What are some of your other concerns around PDGM implementation?

The other thing I’ve been talking to people about a lot is that this is a major shift not just for the home health agencies, but also for the fiscal intermediaries. UGS, Palmetto — all those different guys out there — are they going to be ready? And what’s the impact going to be for them?

We saw what could happen when pre-claim came out. We just overwhelmed Palmetto in Illinois.

I think we really have to be prepared from a financial perspective. We need to know how long we can survive without things processing appropriately. And we need to have a fallback plan. What happens if they’re not ready? Or what happens if the government realizes they’re not ready and wants to delay or change [PDGM]?

I don’t necessarily think that’ll happen, but you need to have a fall-back plan for every scenario. How do we turn everything off that we just built? I think agencies need to be prepared for that.

What else?

I think another big shift in mindset is going to be documenting that care plan so you’re appropriately seeing that patient in a 30-day episode, not causing yourself to be in a LUPA situation. We’ve had LUPAs for a better part of 20 years now that have been the same. Everybody understands that, but now you have to go re-learn all that.

Coding appropriately now that there are 432 case-mix groups is going to be big. But it isn’t all about coding; we’ll need to be documenting appropriately so when we do code our patients, we have that supporting documentation there.

We’re going to have to retrain the mindset of all these workers, especially start-of-care nurses going out and doing that OASIS visit.

In the back office, there will be lots of hurdles to clear around billing and the new 30-day cycles, collection of orders.
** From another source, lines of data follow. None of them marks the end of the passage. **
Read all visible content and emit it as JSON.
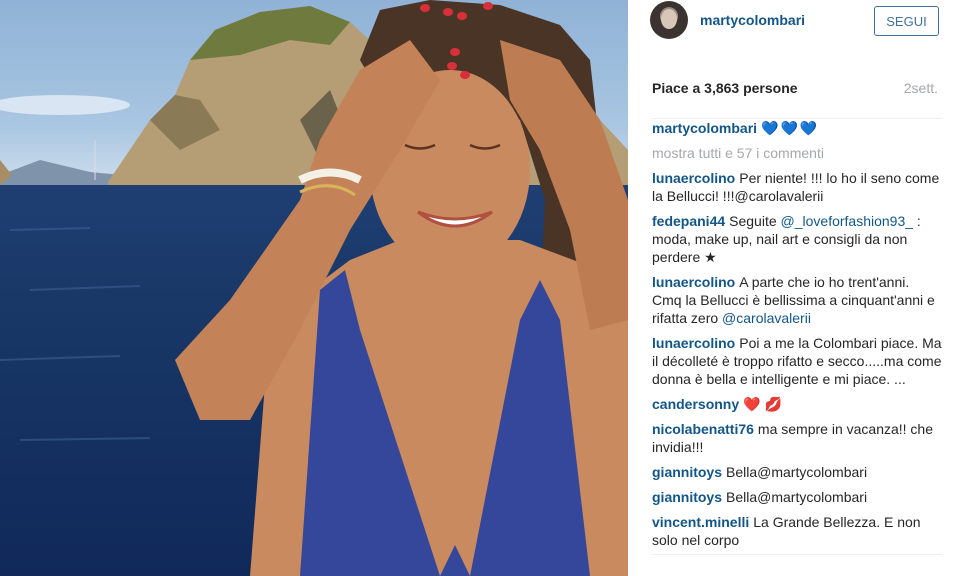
{
  "post": {
    "username": "martycolombari",
    "follow_label": "SEGUI",
    "likes": "Piace a 3,863 persone",
    "time": "2sett.",
    "caption": {
      "author": "martycolombari",
      "text": "💙💙💙"
    },
    "load_more": "mostra tutti e 57 i commenti"
  },
  "comments": [
    {
      "author": "lunaercolino",
      "text": "Per niente! !!! lo ho il seno come la Bellucci! !!!@carolavalerii",
      "mention": ""
    },
    {
      "author": "fedepani44",
      "text": "Seguite ",
      "mention": "@_loveforfashion93_",
      "after": " : moda, make up, nail art e consigli da non perdere ★"
    },
    {
      "author": "lunaercolino",
      "text": "A parte che io ho trent'anni. Cmq la Bellucci è bellissima a cinquant'anni e rifatta zero ",
      "mention": "@carolavalerii"
    },
    {
      "author": "lunaercolino",
      "text": "Poi a me la Colombari piace. Ma il décolleté è troppo rifatto e secco.....ma come donna è bella e intelligente e mi piace. ...",
      "mention": ""
    },
    {
      "author": "candersonny",
      "text": "❤️ 💋",
      "mention": ""
    },
    {
      "author": "nicolabenatti76",
      "text": "ma sempre in vacanza!! che invidia!!!",
      "mention": ""
    },
    {
      "author": "giannitoys",
      "text": "Bella@martycolombari",
      "mention": ""
    },
    {
      "author": "giannitoys",
      "text": "Bella@martycolombari",
      "mention": ""
    },
    {
      "author": "vincent.minelli",
      "text": "La Grande Bellezza. E non solo nel corpo",
      "mention": ""
    }
  ],
  "colors": {
    "link": "#125688",
    "follow": "#3f729b",
    "muted": "#a5a7aa"
  }
}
Lots of people have talked about how you’ll need to increase your billing staff. I think some of that’s true, but I think you have to become way more efficient ultimately. Your billing staff needs to be confident in the technology or systems they’re using.
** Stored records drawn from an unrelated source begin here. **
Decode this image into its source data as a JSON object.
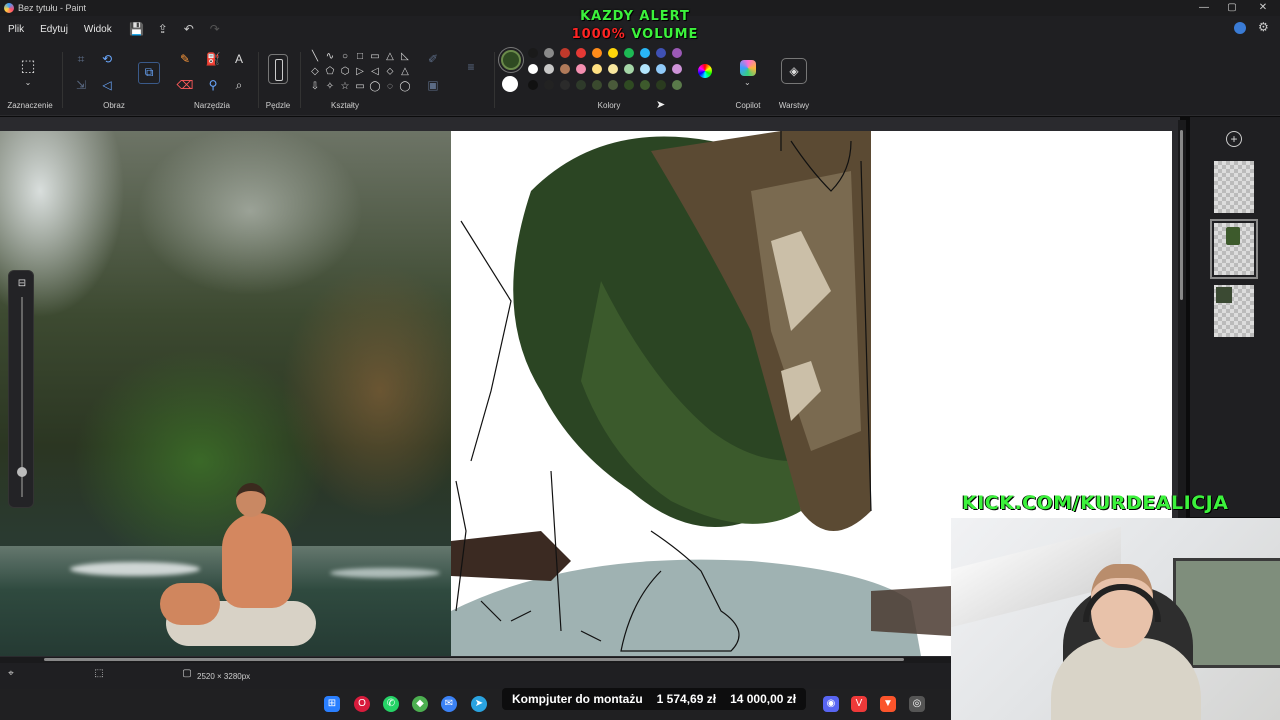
{
  "window": {
    "title": "Bez tytułu - Paint",
    "controls": {
      "minimize": "—",
      "maximize": "▢",
      "close": "✕"
    }
  },
  "menu": {
    "items": [
      "Plik",
      "Edytuj",
      "Widok"
    ],
    "icons": [
      "save-icon",
      "share-icon",
      "undo-icon",
      "redo-icon"
    ]
  },
  "overlay": {
    "line1": "KAZDY ALERT",
    "line2_red": "1000%",
    "line2_green": " VOLUME",
    "kick": "KICK.COM/KURDEALICJA"
  },
  "ribbon": {
    "groups": {
      "selection": "Zaznaczenie",
      "image": "Obraz",
      "tools": "Narzędzia",
      "brushes": "Pędzle",
      "shapes": "Kształty",
      "colors": "Kolory",
      "copilot": "Copilot",
      "layers": "Warstwy"
    },
    "shapes": [
      "╲",
      "∿",
      "○",
      "□",
      "▭",
      "△",
      "◺",
      "◇",
      "⬠",
      "⬡",
      "▷",
      "◁",
      "⬦",
      "△",
      "⇩",
      "✧",
      "☆",
      "▭",
      "◯",
      "◌",
      "◯"
    ],
    "palette": [
      "#1a1a1a",
      "#8a8a8a",
      "#c0392b",
      "#e53935",
      "#ff8c1a",
      "#ffd60a",
      "#1db954",
      "#29b6f6",
      "#3f51b5",
      "#9b59b6",
      "#ffffff",
      "#c8c8c8",
      "#b07a5a",
      "#f48fb1",
      "#ffe082",
      "#f9e79f",
      "#a5d6a7",
      "#b3e5fc",
      "#90caf9",
      "#ce93d8",
      "#111111",
      "#222222",
      "#2b2b2b",
      "#2e3a2a",
      "#3a4a2e",
      "#4a5a3a",
      "#2f4a22",
      "#3d5a2c",
      "#2a3b1f",
      "#5a7a4a"
    ],
    "current_primary": "#2f4a22",
    "current_secondary": "#ffffff"
  },
  "status": {
    "dimensions": "2520 × 3280px"
  },
  "ticker": {
    "text": "Kompjuter do montażu",
    "amount": "1 574,69 zł",
    "goal": "14 000,00 zł"
  },
  "taskbar": {
    "icons": [
      "windows-icon",
      "opera-icon",
      "whatsapp-icon",
      "app-icon",
      "messenger-icon",
      "telegram-icon"
    ]
  }
}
We hear a lot of negatives about PDGM, namely the model’s assumption-based behavioral adjustment that could pose a more than 8% cut to providers. Are there any things you’re excited about or looking forward to?
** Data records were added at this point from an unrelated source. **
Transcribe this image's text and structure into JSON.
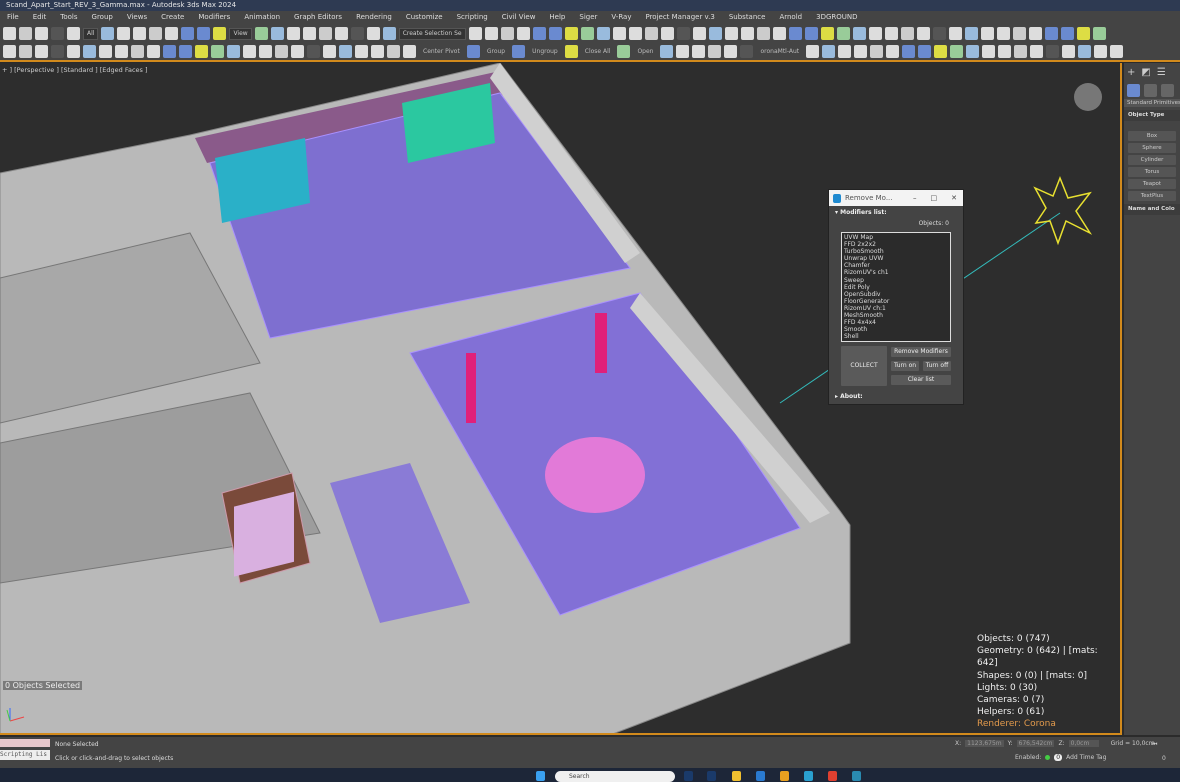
{
  "window": {
    "title": "Scand_Apart_Start_REV_3_Gamma.max - Autodesk 3ds Max 2024"
  },
  "menu": [
    "File",
    "Edit",
    "Tools",
    "Group",
    "Views",
    "Create",
    "Modifiers",
    "Animation",
    "Graph Editors",
    "Rendering",
    "Customize",
    "Scripting",
    "Civil View",
    "Help",
    "Siger",
    "V-Ray",
    "Project Manager v.3",
    "Substance",
    "Arnold",
    "3DGROUND"
  ],
  "toolbar": {
    "selection_filter": "All",
    "ref_coord": "View",
    "named_selection": "Create Selection Se",
    "center_pivot": "Center Pivot",
    "group": "Group",
    "ungroup": "Ungroup",
    "close_all": "Close All",
    "open": "Open",
    "corona_field": "oronaMtl-Aut"
  },
  "viewport": {
    "label": "+ ] [Perspective ] [Standard ] [Edged Faces ]",
    "selected": "0 Objects Selected",
    "stats": {
      "objects": "Objects: 0 (747)",
      "geometry": "Geometry: 0 (642)  | [mats: 642]",
      "shapes": "Shapes: 0 (0)  | [mats: 0]",
      "lights": "Lights: 0 (30)",
      "cameras": "Cameras: 0 (7)",
      "helpers": "Helpers: 0 (61)",
      "renderer": "Renderer: Corona"
    }
  },
  "command_panel": {
    "category": "Standard Primitives",
    "object_type": "Object Type",
    "buttons": [
      "Box",
      "Sphere",
      "Cylinder",
      "Torus",
      "Teapot",
      "TextPlus"
    ],
    "name_color": "Name and Colo"
  },
  "dialog": {
    "title": "Remove Mo...",
    "modifiers_header": "Modifiers list:",
    "objects": "Objects: 0",
    "modifiers": [
      "UVW Map",
      "FFD 2x2x2",
      "TurboSmooth",
      "Unwrap UVW",
      "Chamfer",
      "RizomUV's ch1",
      "Sweep",
      "Edit Poly",
      "OpenSubdiv",
      "FloorGenerator",
      "RizomUV ch:1",
      "MeshSmooth",
      "FFD 4x4x4",
      "Smooth",
      "Shell"
    ],
    "collect": "COLLECT",
    "remove": "Remove Modifiers",
    "turn_on": "Turn on",
    "turn_off": "Turn off",
    "clear": "Clear list",
    "about": "About:"
  },
  "status": {
    "listener": "Scripting Lis",
    "selection": "None Selected",
    "prompt": "Click or click-and-drag to select objects",
    "x": "1123,675m",
    "y": "676,542cm",
    "z": "0,0cm",
    "grid": "Grid = 10,0cm",
    "enabled": "Enabled:",
    "enabled_value": "0",
    "add_time_tag": "Add Time Tag",
    "frame": "0"
  },
  "taskbar": {
    "search": "Search"
  },
  "colors": {
    "accent": "#d28a1c",
    "renderer": "#e29a4c"
  }
}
It all seems to be doom and gloom around PDGM in the industry. But I do think it’s an opportunity for those agencies that are sophisticated. If you can change and adjust, you’re going to excel. Agencies that have always been doing the right thing from a therapy documentation standpoint or clinical documentation standpoint, they’re going to excel.

There’s just going to be a re-education for the entire industry, which means an opportunity for everybody to get on the same playing field. That’s a positive in my opinion.

How do we do our jobs better and faster? How do we get patients to heal quicker or accept the rehab we’re providing them? That’s the goal here. That’s the reason Medicare is making a change. The goal is to be as efficient as possible with the home health spend of Medicare dollars.

Apart from PDGM, CMS also floated a phase out of RAPs in its July 11 proposed rule. What impact would that have in your estimation?

I think that’s going to be painful to the small agency that doesn’t have enough cash in the bank to support a potential phase out. Historically, I think a lot of home health agencies have used that RAP payment to help finance care. If that goes away, it’s going to be a serious challenge.

I think for some of the bigger agencies that have the cash flow and reserves on hand, they’re going to be able to survive that. But I truly believe the smaller agencies providing care to rural patients in the industry are going to struggle.

They need to start thinking about how they’ll absorb that. It scares me a bit for the little guys.